When my mother and I got to Marie Callender’s I confessed everything that had happened to the manager. I told him that I was sooo sorry and had no excuse for behaving so poorly. I gave him the money for the food and he told me that he appreciated me for coming back. He even gave me a free pie.
• I must take responsibility for my actions. I have options in every situation I encounter. Making bad choices because I feel like I don’t have any other options is unacceptable because if I relax and think clear headedly about what is going on, I ALWAYS have more than one. I could have paid my portion of the bill (or even the entire bill), allowed my friends to leave me, and asked my mom or dad to come pick me up. At the time I didn’t think about that. As soon as I got home I could have told my mother what had happened and asked her to take me back to the restaurant to pay, but I didn’t mention it because I thought she would be upset with me, and the thought of disappointing my parents has always been torturous for me…but in all honesty it isn’t nearly as bad as the thought of disappointing the Master, which had already been done when I followed the crowd.

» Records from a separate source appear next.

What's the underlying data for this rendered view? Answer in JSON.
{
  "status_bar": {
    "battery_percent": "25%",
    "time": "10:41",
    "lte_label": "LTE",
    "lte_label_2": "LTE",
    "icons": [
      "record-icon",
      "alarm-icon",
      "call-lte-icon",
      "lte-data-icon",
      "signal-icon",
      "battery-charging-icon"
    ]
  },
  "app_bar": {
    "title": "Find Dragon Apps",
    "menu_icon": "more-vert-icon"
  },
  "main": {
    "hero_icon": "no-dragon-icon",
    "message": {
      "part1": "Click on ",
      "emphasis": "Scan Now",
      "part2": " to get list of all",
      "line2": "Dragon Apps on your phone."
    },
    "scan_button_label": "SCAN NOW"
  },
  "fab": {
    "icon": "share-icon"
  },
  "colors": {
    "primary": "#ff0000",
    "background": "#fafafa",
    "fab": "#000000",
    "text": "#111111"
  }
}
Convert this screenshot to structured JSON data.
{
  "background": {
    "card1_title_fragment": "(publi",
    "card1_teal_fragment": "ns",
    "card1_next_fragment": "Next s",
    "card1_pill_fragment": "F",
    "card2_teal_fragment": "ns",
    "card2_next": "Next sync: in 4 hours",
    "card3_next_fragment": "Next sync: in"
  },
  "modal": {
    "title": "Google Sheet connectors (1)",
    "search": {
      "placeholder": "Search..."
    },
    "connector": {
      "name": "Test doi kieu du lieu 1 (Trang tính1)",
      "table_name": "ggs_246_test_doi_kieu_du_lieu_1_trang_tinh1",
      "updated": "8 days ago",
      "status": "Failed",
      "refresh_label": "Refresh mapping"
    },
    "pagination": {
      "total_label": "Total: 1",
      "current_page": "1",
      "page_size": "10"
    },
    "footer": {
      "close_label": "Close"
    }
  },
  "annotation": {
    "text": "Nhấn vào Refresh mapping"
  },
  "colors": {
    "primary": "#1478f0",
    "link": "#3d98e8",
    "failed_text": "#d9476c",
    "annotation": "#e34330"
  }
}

• Sometimes our sins put other people in uncomfortable positions and can cause them to fall as well. My sister promised me that she wouldn’t tell…but she did. My mom then chose to come up with a bogus story to protect my sister, who was really just trying to do what was best and look out for me. All of this stemmed from my initial sin.
• The restaurant manager taught me a valuable lesson about forgiveness. He could have responded to the situation a number of ways, but he allowed me to pay, spoke very kindly to me, forgave me, and then blessed me with a sweet treat. He didn’t have to do any of that, but he was compassionate, understanding, and even thankful that I had come back to do the right thing. He recognized that I was TRULY repentant and he forgave me—just as God does.
• I should always make sure that I surround myself with honest people. It may be more tempting for me to do what is wrong than it is for them to do what is right…and that’s a chance that I choose not to take. Regardless of who sees or doesn’t see me, God is always watching, and I want so badly to make Him proud. The guilt associated with the sin just isn’t ever worth it. The punishment that accompanies the sin is NEVER worth it. I tell Amari this all the time. The bible is clear. God is VERY forgiving, but He hates sin…and He punishes sin…and the punishment is NEVER worth the sin.
Interestingly I found myself in a very similar situation a few years later. This time I was with a group of people at a Denny’s in Las Vegas. I was a little older…and a little wiser. This time I made the right decision and paid. It was also in that moment that I fully embraced the fact that my associations matter. I had to choose better friends and acquaintances and I made a conscious effort to do just that.